The definition of water here is given by the equilibrium between the sea and river waters, therefore water is salted, and water is fresh, somewhere in between certainly. Vegetation is a good witness, just here there are immense numbers of plants that only could grow here. Some of them show that life here is extreme, letting their roots out in the air to be seen, seeking for the oxygen that the saturated ground appears not to provide.
This forest is located at the interface between sea and fluvial waters, and therefore, the water levels are directly determined by the tidal variations. The sea level acts as a downstream boundary condition that propagates upstream through the main and branch channels that cross the Sundarbans. The tidal variations have an influence on the way people live here in reation to the water by dealing with inundated areas, on navigation, and even on the movements of fauna. Anyone willing to cruise the waters is aware of the dynamics of this system, local people are aware of this from childhood, learning how and when to sail.

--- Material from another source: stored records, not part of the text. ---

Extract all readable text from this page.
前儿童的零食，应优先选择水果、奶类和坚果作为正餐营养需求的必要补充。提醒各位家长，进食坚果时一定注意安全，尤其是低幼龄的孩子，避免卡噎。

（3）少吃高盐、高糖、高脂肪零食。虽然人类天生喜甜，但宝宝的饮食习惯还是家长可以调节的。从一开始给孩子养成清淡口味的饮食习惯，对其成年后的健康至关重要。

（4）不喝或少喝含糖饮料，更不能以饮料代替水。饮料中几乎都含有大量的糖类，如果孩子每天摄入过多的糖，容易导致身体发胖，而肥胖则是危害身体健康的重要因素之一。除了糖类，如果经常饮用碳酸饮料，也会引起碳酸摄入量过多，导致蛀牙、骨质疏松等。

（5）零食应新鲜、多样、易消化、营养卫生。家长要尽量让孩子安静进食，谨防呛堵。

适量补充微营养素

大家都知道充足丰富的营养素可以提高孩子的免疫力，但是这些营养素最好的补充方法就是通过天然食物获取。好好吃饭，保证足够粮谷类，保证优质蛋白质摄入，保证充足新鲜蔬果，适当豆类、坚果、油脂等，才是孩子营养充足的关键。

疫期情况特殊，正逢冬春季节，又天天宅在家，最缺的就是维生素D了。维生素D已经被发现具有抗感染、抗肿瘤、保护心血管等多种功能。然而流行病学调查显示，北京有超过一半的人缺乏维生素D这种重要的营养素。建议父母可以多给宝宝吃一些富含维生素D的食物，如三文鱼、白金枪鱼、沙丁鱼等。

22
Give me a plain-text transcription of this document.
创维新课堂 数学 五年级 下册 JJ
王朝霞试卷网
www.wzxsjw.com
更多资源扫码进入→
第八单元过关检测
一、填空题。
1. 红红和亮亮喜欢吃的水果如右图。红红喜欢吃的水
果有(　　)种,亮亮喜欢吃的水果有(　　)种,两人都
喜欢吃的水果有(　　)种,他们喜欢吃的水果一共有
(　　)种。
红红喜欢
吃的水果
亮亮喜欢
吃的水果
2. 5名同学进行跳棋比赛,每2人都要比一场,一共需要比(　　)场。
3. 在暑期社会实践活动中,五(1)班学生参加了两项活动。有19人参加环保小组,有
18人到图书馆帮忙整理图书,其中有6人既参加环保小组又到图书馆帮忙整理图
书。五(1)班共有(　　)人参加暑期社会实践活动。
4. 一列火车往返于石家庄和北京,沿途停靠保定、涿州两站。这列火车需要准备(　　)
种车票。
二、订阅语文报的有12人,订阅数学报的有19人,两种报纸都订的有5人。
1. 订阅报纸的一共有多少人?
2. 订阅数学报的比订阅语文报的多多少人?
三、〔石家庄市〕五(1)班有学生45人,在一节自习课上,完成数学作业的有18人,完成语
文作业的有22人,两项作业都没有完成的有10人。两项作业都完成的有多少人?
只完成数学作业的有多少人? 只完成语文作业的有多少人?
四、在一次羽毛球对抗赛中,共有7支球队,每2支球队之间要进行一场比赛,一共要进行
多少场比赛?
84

The vital equilibrium between fresh and salted water has been altered by man: the construction of dams and prown farms are interrupting this exange, causing the phenomenon of the "desert of water". In fact in some zones, because of the decrease in fresh water immission, the salinity of the water had reach a rate so high that vegetal and animal life is not able to adapt to the rapid change and is disappearing.
Among local people, a mystical way of thinking says that we are here to move not from the Creator to the sea, the end, but the other way, from here to the heights, to the Source. This is the doctrine of the reverse way (Based on "La Fabula de Shelabuna" by P. Marino Rigon, s.x.)